94 minutes (12) 1972
Widescreen ratio 1.85:1
Studio Canal blu-ray region B

Rating: 6/10
Review by Steven Hampton  

This is a Hammer horror in hi-def just in time for happy Halloween. Peggy (Judy Geeson) is newlywed to Robert (Ralph Bates), an unhappy ‘teacher’ at a boarding school for boys. Peter Cushing portrays the kindly but decidedly odd headmaster, whose wife Molly (Joan Collins) is a scheming sculptress. Even before she leaves London, there is a scary trauma for the heroine when she’s attacked by a strange man with a prosthetic arm. Moving to a house in the school grounds, there’s plenty of creepy atmosphere and suspense unfolding to upset and threaten the heroine. After a second mysterious attack, Peggy is left alone in the cottage with a shotgun. Soon, her tormentors will be sorry they ever bothered her.

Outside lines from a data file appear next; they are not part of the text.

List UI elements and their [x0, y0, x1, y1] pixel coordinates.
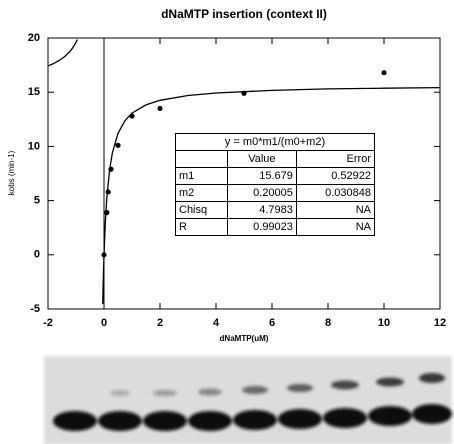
y-tick-label: 20: [28, 32, 40, 44]
x-tick-label: 6: [269, 317, 275, 329]
data-point: [105, 189, 111, 195]
x-tick-label: 0: [101, 317, 107, 329]
gel-image: [44, 356, 452, 444]
column-header: Error: [295, 150, 376, 168]
y-tick-label: 5: [34, 195, 40, 207]
table-cell: 0.20005: [226, 184, 297, 202]
chart-title: dNaMTP insertion (context II): [161, 7, 327, 21]
y-axis-label: kobs (min-1): [7, 150, 16, 195]
data-point: [381, 70, 387, 76]
x-tick-label: 12: [434, 317, 446, 329]
table-cell: 0.52922: [295, 167, 376, 185]
y-tick-label: -5: [30, 303, 40, 315]
fit-table: y = m0*m1/(m0+m2) Value Error m1 15.679 0.5…: [175, 133, 376, 236]
x-tick-label: -2: [43, 317, 53, 329]
table-cell: m2: [175, 184, 228, 202]
data-point: [241, 90, 247, 96]
table-cell: 15.679: [226, 167, 297, 185]
table-cell: 4.7983: [226, 201, 297, 219]
table-cell: Chisq: [175, 201, 228, 219]
table-cell: 0.030848: [295, 184, 376, 202]
table-cell: 0.99023: [226, 218, 297, 236]
x-tick-label: 2: [157, 317, 163, 329]
data-point: [129, 113, 135, 119]
data-point: [104, 209, 110, 216]
y-tick-label: 15: [28, 86, 40, 98]
column-header: Value: [226, 150, 297, 168]
table-cell: NA: [295, 201, 376, 219]
plot-frame: [47, 37, 441, 310]
table-title: y = m0*m1/(m0+m2): [175, 133, 375, 151]
data-point: [108, 166, 114, 172]
data-point: [157, 105, 163, 112]
y-tick-label: 0: [34, 249, 40, 261]
x-axis-label: dNaMTP(uM): [220, 334, 269, 343]
table-cell: R: [175, 218, 228, 236]
x-tick-label: 8: [325, 317, 331, 329]
x-tick-label: 10: [378, 317, 390, 329]
table-cell: m1: [175, 167, 228, 185]
x-tick-label: 4: [213, 317, 220, 329]
y-tick-label: 10: [28, 140, 40, 152]
fit-curve-group: [48, 39, 440, 305]
data-point: [101, 252, 107, 258]
table-cell: NA: [295, 218, 376, 236]
data-point: [115, 142, 121, 148]
fit-curve: [48, 39, 440, 305]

“Do you like tying knots in things?”    


Not so much a bloody shocker, in the traditional manner of classic Hammer productions, but a nonetheless effective chiller with modest ambitions as days of delirium follow nights of fear. Cleverly fusing odd elements from Clouzot’s masterpiece Les Diaboliques (1955), a subgenre defining thriller of French cinema, with obvious influences of Polanski’s classic Replusion (1965), that established the era’s trend for mystery drama centred on neurotic women, Fear In The Night pulls its varied aspects of predatory crime and psychological crisis into a meltdown of confusion and catatonia, under a gaslight plot that goes horribly wrong. The movie’s themes of stalking and isolation lead to disquieting revelations about a tragic history of the countryside location, and certain scenes here predate Kubrick’s The Shining (1980).  


In the final analysis, this is an understated, very British offering, coasting along through a story-line of increasing suspicions, buoyed by Geeson’s performance as the beleaguered heroine. It’s memorable for just a few iconic images, including the gloved hand clutching the victim’s neck, the curiously dream-like impact of shattered glass in the headmaster’s spectacles (see the DVD & Blu-ray cover artwork), and that particularly haunting first scene of the hanged man.